Here, you recognize she is busy just like you, so you get down to business right away. In this type of scenario, try to do away with lengthy and vague introductions.
You are asked of your opinion about something.
Scenario: You and two of your friends come together to eat somewhere and you stumbled upon the topic of online dating while having a conversation.
One of them is fond of online dating, while the other isn’t. After some time of arguing about the advantages and disadvantages of online dating, they asked your opinion about it.
What to say: “It all depends on what you want for a partner and whether you are comfortable chatting with strangers. But for someone like me who believes in destiny and likes casual conversation, I prefer attending parties and talking to people in person.”
This type of answer prudently recognizes both parties’ ideas, making each one feel good, but it also allows you to put an end to a debate that is going nowhere.
You are to deliver a speech before an audience.
Scenario: You are at the lectern about to deliver a speech and you feel nervous. How would you start?
What to say: “At present we have the chance of a lifetime to make our brand known to a worldwide customer base.”
A factual and surprising introduction like this is one of the best ways to get the attention of your audience right away.
They are more likely interested to hear what you are going to say next because they feel you know something and they want to hear it from you.
You received negative feedback from your boss.
Scenario: You came into the office of your boss to know his feedback regarding your performance as a sales agent. Without hesitation, your boss says you are not bringing in enough customers for the company, which affects its bottom line.
What to say: “Oh, I’m taken by surprise. I really can’t say anything about it. I’d like to explain my side, but first I want to understand the whole thing.”
Your goal is to have some time to know the feedback in more detail, that is, why and how your performance is viewed by the company as insufficient.
You want your story to be heard, but first you want more information on which to base your explanation.
How to Subdue Your Anxiety in Social Situations
Have you been in a social situation where you feel uncomfortable, tensed, and awkward? No worries, all people have been there at one point or another.

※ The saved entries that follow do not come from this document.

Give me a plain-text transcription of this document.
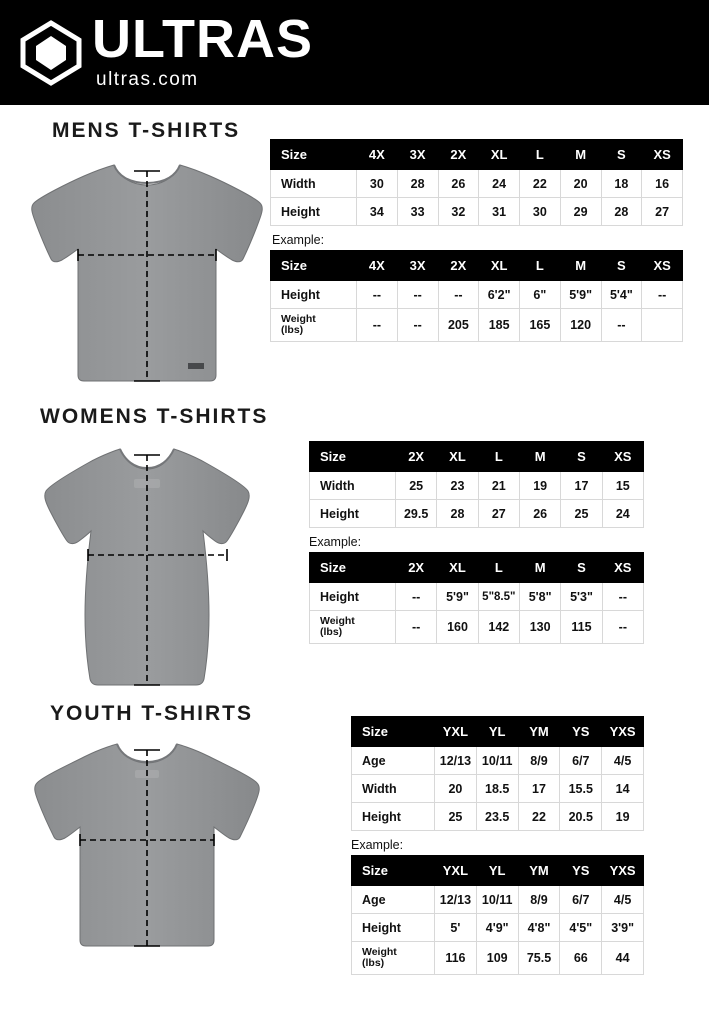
ULTRAS
ultras.com
MENS T-SHIRTS
Size	4X	3X	2X	XL	L	M	S	XS
Width	30	28	26	24	22	20	18	16
Height	34	33	32	31	30	29	28	27
Example:
Size	4X	3X	2X	XL	L	M	S	XS
Height	--	--	--	6'2"	6"	5'9"	5'4"	--

Weight
(lbs)	--	--	205	185	165	120	--	
WOMENS T-SHIRTS
Size	2X	XL	L	M	S	XS
Width	25	23	21	19	17	15
Height	29.5	28	27	26	25	24
Example:
Size	2X	XL	L	M	S	XS
Height	--	5'9"	5"8.5"	5'8"	5'3"	--

Weight
(lbs)	--	160	142	130	115	--
YOUTH T-SHIRTS
Size	YXL	YL	YM	YS	YXS
Age	12/13	10/11	8/9	6/7	4/5
Width	20	18.5	17	15.5	14
Height	25	23.5	22	20.5	19
Example:
Size	YXL	YL	YM	YS	YXS
Age	12/13	10/11	8/9	6/7	4/5
Height	5'	4'9"	4'8"	4'5"	3'9"

Weight
(lbs)	116	109	75.5	66	44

But you should be able to get past that phase and feel better later in the same social setting. Staying home and avoiding people altogether is doing yourself a great disservice.
The following suggestions will get you through the hour, evening or next ten minutes of your social encounter, without having to do stupid things to flee from the occasion.

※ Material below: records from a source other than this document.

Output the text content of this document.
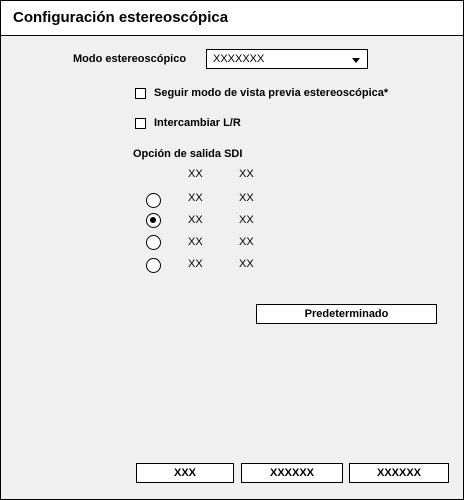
Configuración estereoscópica
Modo estereoscópico XXXXXXX
Seguir modo de vista previa estereoscópica*
Intercambiar L/R
Opción de salida SDI
XX	XX
XX	XX
XX	XX
XX	XX
XX	XX
Predeterminado
XXX	XXXXXX	XXXXXX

Don’t make false assumptions.
Having false beliefs about other people is the main reason why we often feel anxious in a social interaction.
So do away with the assumption that all eyes are on you and others are judging you.
Don’t focus on yourself.
Keep the reason for the event in mind, and try to appreciate the wonderful things you see, such as the accommodating staff, cozy atmosphere in the venue and the delicious menus served before you.
Don’t make hasty judgment about others.
The previous point states that it is not good to think others are judging you (2).
It is also not good to come into a hasty conclusion about how others come across to you. Sometimes first impressions are not good.
They hold you back from connecting with others even before getting to know them.
Recognize cultural diversity.
Cultural differences can provide a good chance for you to learn about customs, unique experiences and opinions directly from other people.
This could open up your mind to ideas you haven’t considered before.
When you talk to a person whose race, lifestyle, sexual orientation or ethnicity differs from yours, don’t feel uncomfortable if your conversation touches these subjects.
Our differences make us what we are and unique from each other.
I hope this article about how to improve your social life was able to help you to improve your social life skills, or at least give you the knowledge and the insight to know it is possible to improve your social skills, you just need to work on your social intelligence.